Hanya pujian dan pujian yang ke luar dari bibir Monika membuat Kiara menjadi penasaran. "Kak Monika menyukai Pak Leonardo?" tanya Kiara.
"Kenapa bertanya seperti itu?" Monika balik bertanya dengan wajah yang sedikit memerah.
"Tidak apa-apa. Dari tadi Kak Monika memujinya terus." Kiara tersenyum manis memperlihatkan deretan giginya yang rapih.
"Benarkah? Aku memujinya karena Pak Leo adalah Bosku dan aku sekretaris pribadinya." Monika mencoba mengelak dengan memberikan jawaban yang masuk akal.
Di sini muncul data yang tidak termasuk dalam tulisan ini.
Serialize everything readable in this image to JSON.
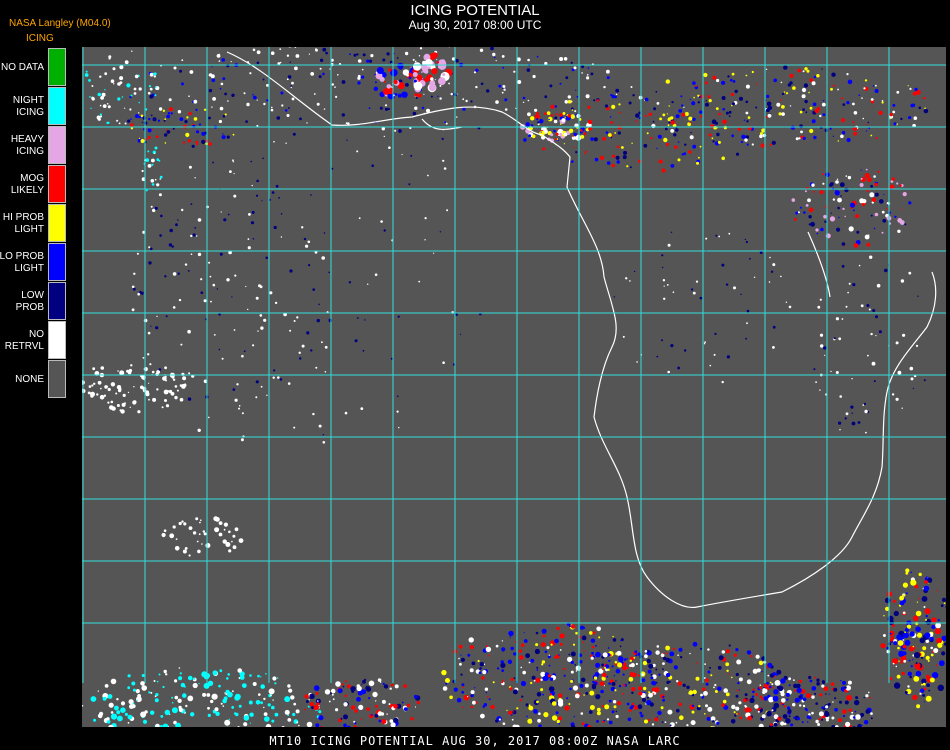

Kiara hanya tersenyum tidak menanggapi, di dalam hatinya dia tahu kalau Monika menyukai Pak Leo. Dia bukan anak bau kencur yang tidak mengerti tentang perasaan wanita ke laki-laki.
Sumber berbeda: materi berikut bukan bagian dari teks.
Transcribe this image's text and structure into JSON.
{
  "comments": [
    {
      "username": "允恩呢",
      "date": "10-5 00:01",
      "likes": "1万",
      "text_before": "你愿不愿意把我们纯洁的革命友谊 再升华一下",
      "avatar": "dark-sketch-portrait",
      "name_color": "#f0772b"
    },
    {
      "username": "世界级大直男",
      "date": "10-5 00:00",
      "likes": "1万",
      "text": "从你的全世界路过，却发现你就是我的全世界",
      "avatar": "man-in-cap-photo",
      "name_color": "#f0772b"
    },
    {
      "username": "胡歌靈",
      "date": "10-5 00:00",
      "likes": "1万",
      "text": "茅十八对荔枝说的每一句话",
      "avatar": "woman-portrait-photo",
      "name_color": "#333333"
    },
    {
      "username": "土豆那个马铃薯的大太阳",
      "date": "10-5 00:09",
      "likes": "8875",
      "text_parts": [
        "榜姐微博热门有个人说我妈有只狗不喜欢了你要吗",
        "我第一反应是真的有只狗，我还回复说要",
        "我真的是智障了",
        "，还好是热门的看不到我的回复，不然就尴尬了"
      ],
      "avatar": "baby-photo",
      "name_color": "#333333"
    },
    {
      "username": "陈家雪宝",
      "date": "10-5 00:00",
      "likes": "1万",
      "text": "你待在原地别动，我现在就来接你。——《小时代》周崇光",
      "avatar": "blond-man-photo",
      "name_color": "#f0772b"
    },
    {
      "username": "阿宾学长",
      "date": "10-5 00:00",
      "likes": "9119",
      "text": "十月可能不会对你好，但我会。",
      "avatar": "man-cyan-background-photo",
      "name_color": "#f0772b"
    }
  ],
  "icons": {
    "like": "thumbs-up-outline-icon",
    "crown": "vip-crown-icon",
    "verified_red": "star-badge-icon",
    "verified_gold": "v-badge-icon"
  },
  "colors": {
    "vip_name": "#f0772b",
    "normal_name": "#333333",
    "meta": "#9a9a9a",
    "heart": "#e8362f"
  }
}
"Jadi itu Presdir Leonardo, bos Papa. Masih muda dan gagah sekali," puji Bagas.
"Iya, umurnya sudah 30 tahun tetapi wajahnya terlihat masih muda. Pak Leo ini punya pemikiran yang brilian, beberapa kali Papa pernah ikut meeting dengannya. Banyak yang bilang, sosok Leonardo tidak semanis penampilannya."
"Maksudnya?" tanya Bagas penasaran.
"Kamu masih kecil untuk memahami hal seperti itu, di dalam dunia bisnis banyak hal yang tidak kamu pahami. Kamu harus mengenal siapa lawan dan siapa kawan. Yang kuat yang akan bertahan."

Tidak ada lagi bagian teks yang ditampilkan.